Results:14,115 women birthed between 2013-2014. 387 women underwent Code Green births-322(83%) by CS. The mean±SD age, gestation & body mass index for women undergoing Code Green CS was 32±8.3 years, 39±3.8 weeks, 26±5.5 kg.m-2. The most common indication for Code Green CS was prolonged fetal bradycardia (>5 minutes) (n=204, 53%), however cord prolapse (n=17, 4%) produced the most rapid DDI median (IQR) 14(13-16)vs17(14-23) minutes(p=0.005) for the whole group. Epidural top-up anesthesia was the commonest anesthetic method(Table). 8% of women undergoing neuraxial anaesthesia were converted to general anaesthesia(GA) during CS. 62% of Code Green CS occurred after-hours(between 17:00pm–06:59am) with 1 in 3 women having a general anaesthesia(GA – either initial GA or conversion to GA).Of the 103 GAs there was 1 failed intubation(1%)(successful ventilation). 11(3.4%) women were admitted to higher acuity care. There were no maternal deaths. Babies born with a DDI >30 minutes were significantly less likely to have a time to establish respiration of >1 minute (16.7%vs22.6%, P<0.001), but had a hospital stay of more than 3 days (60.0%vs38.9%, p<0.05).
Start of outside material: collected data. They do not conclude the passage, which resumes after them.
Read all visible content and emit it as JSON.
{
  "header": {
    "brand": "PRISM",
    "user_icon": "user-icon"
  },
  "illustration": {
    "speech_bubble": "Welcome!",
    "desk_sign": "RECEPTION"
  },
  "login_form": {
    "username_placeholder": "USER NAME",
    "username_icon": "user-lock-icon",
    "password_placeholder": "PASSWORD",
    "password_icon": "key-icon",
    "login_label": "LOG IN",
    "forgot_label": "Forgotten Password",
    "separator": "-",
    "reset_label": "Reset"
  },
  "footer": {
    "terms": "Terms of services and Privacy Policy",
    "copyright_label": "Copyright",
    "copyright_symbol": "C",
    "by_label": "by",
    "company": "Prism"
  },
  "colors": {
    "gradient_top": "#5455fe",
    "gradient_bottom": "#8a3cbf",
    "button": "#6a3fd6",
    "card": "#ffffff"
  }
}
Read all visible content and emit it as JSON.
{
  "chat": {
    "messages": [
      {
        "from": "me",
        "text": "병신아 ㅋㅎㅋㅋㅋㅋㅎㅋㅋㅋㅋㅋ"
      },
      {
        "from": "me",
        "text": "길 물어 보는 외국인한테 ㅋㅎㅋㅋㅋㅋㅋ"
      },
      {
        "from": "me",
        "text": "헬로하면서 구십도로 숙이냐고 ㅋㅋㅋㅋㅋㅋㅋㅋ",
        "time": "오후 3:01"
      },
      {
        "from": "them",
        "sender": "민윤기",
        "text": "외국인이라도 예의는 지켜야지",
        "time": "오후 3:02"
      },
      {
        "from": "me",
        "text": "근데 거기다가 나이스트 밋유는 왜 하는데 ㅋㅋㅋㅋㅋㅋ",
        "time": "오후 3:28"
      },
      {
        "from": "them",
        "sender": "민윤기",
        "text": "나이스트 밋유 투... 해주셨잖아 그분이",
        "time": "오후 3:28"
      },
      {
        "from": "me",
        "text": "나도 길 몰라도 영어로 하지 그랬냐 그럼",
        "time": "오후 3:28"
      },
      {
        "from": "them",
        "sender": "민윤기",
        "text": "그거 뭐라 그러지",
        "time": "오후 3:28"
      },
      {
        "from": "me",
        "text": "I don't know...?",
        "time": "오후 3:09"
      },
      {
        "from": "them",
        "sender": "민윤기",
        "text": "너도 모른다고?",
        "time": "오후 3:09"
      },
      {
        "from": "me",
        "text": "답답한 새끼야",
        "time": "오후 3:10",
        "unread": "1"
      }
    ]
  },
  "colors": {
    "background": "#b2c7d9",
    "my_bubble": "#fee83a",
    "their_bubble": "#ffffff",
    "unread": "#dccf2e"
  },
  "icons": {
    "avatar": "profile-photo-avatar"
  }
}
Conclusions:Immediate CS is a common emergency occurring after-hours. Fastest DDI is achieved with GA however epidural top-up anesthesia only marginally prolongs DDI. Neuraxial failure requiring conversion to GA needs to be anticipated. DDI has little relationship to short-term neonatal morbidity, likely due to shorter DDIs in more at risk fetuses. Rapid DDI is achieved with an integrated emergency response system.